Hi I'm not sure where to begin with this but I'll try my best. The last relationship that I was in I was involved with a married woman who kept telling me that she was going to leave her husband. Well to say the least that ended very bad. But now on to my new problem this past Halloween I was working with a girl who I have known for almost 10 years now she just started working at the job and we really just now got to know each other. Well she told a few people that she liked me and word got back to me one thing lead to another then she kissed me. Ok sounds like a simple problem but this girl has a boyfriend. She says she loves him but at the same time has feelings for me, she told me she has never felt this way about someone since she has been with him. I told her to take her time and think about what will make her happy. But deep down its getting to me because I keep thinking shes not going to leave him. Everything seems fine when I'm around her but when I'm home I think about it all the time. I'm afraid I have changed the way I act around her in a way. But when we are together like I said its great. Could it just be that this girl has been in a relationship with this guy for 5 years and is scared to break up with him. I mean its only been like two weeks and we only get to see each other at work. Because we both go to school also. Could it be I'm scared to trust in her to leave because of that last failed attempt and I'm looking to much in to it? Because it has only been two weeks.

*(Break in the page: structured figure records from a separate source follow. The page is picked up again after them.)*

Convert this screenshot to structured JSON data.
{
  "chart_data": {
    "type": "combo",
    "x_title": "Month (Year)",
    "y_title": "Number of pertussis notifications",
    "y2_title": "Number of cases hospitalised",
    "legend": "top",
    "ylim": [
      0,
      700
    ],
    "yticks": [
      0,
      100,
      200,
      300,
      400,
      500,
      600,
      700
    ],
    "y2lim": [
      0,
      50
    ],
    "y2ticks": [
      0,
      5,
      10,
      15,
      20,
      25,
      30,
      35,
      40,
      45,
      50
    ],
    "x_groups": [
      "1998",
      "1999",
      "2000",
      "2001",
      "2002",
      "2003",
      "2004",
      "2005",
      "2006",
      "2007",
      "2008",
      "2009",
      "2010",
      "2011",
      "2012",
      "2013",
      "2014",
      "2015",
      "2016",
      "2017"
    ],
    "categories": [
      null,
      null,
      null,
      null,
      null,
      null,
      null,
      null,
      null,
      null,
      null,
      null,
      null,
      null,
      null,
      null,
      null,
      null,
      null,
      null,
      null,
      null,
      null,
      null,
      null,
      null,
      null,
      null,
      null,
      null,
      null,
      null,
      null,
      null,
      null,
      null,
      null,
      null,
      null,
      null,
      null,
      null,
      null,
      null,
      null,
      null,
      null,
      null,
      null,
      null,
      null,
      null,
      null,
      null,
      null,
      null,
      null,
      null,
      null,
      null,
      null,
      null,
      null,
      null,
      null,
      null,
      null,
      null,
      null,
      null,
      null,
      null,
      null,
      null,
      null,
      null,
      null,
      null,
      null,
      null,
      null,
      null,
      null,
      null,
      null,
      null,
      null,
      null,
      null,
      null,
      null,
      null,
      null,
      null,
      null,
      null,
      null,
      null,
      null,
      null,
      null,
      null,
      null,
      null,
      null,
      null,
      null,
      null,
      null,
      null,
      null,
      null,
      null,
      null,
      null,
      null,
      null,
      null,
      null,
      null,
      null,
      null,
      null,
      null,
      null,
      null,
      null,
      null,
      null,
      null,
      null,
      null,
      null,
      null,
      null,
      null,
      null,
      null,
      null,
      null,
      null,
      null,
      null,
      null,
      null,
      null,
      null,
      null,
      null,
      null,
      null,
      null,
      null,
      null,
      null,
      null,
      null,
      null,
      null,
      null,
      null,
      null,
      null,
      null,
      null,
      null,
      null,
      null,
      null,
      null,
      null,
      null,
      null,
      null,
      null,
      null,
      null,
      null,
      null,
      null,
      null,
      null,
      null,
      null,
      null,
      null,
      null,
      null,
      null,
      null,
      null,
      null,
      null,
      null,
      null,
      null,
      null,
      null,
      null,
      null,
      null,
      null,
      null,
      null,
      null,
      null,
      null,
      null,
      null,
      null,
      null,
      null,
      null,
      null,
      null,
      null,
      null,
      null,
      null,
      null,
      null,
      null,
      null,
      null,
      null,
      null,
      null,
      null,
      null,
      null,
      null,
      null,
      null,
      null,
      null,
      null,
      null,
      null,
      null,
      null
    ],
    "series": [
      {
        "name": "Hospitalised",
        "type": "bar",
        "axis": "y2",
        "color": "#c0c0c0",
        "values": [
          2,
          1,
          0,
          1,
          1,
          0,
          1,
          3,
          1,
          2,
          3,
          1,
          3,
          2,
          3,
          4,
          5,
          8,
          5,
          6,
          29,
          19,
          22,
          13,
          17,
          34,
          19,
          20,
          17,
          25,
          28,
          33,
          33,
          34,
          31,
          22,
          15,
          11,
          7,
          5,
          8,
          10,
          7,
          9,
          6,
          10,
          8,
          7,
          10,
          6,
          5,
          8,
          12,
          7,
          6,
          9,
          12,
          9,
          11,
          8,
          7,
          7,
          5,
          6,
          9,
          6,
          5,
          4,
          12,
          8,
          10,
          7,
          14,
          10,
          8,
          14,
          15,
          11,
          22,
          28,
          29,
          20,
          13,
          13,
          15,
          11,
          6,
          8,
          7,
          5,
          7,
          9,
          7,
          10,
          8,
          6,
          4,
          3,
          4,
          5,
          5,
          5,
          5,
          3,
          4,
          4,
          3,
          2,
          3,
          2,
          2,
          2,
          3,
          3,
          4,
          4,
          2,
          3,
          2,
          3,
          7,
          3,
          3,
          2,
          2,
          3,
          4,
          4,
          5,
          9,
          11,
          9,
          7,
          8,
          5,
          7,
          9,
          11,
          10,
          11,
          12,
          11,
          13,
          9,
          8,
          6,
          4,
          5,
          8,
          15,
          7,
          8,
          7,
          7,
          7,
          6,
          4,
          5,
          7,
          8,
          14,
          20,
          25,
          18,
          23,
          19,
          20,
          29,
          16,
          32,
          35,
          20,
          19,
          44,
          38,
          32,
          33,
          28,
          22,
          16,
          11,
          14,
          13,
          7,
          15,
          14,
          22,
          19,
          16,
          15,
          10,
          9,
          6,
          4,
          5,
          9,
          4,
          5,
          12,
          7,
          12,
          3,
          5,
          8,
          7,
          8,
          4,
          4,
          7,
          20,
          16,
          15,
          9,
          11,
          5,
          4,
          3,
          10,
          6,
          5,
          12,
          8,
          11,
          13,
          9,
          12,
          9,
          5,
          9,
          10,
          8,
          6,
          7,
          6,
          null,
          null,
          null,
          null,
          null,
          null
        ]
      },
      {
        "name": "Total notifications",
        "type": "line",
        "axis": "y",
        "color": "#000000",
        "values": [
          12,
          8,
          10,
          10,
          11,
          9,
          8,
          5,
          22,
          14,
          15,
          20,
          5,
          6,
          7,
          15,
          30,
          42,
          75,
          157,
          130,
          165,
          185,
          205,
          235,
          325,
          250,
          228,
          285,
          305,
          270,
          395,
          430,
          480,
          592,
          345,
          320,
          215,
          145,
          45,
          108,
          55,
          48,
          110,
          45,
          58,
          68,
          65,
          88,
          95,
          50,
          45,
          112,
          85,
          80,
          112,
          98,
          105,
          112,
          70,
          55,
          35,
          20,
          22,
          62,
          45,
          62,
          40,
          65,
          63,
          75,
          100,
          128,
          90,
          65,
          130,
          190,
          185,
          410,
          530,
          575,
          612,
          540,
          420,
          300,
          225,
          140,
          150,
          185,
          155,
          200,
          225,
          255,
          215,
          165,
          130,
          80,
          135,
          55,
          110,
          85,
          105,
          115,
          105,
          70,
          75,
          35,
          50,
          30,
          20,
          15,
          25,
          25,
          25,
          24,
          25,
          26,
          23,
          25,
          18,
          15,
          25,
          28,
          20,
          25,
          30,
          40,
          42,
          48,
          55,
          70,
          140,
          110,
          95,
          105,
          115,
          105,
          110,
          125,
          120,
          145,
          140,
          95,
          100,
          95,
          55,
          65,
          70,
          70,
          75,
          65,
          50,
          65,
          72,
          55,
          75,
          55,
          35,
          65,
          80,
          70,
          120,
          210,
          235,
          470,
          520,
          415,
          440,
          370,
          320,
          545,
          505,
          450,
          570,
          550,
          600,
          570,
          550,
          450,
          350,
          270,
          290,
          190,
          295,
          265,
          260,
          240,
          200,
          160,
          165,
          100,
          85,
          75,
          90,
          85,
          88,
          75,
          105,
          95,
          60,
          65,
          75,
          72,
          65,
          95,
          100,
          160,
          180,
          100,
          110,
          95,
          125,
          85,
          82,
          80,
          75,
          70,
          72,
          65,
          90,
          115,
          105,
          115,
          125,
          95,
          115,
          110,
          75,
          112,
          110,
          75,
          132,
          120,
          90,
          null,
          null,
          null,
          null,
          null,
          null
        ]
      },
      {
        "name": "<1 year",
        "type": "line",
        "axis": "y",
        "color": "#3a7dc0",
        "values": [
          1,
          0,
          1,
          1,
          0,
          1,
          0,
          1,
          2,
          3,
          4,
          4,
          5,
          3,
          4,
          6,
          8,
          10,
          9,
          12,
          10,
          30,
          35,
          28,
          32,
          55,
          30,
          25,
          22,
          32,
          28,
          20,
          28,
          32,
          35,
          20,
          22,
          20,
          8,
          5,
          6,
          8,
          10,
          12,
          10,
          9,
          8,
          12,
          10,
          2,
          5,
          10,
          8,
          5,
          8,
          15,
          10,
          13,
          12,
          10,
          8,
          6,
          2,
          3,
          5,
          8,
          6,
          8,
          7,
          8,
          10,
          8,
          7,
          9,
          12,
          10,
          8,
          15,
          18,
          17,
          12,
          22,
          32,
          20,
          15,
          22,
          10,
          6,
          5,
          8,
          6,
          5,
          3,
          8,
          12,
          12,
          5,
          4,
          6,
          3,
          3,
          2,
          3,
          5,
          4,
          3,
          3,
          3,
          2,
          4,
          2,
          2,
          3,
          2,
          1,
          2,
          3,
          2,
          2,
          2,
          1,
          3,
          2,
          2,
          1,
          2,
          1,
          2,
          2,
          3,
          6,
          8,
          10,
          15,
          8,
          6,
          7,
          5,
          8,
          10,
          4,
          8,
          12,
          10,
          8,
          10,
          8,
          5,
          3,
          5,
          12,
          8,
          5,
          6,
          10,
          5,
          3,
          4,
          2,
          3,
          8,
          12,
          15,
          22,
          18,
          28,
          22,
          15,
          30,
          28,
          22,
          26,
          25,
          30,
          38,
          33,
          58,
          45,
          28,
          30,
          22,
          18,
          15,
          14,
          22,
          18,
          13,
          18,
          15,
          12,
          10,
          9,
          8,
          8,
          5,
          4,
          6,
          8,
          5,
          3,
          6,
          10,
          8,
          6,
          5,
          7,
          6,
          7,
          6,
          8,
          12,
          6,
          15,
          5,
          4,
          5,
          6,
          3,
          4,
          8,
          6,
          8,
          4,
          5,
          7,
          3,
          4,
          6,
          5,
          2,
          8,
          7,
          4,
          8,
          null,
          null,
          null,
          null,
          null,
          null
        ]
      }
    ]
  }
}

I'm sorry if that was very confusing I have a lot going on in my head right now. There are some differences in the two this one is staying honest about everything with me her feelings and she says she just doesn't want to hurt either.
So should I give her time or try to end it before I get hurt. Or am I just crazy and over thinking all of this. If so how can I get my mind off of it?
Any help would be greatly appreciated. Thanks to anyone who took time to read this.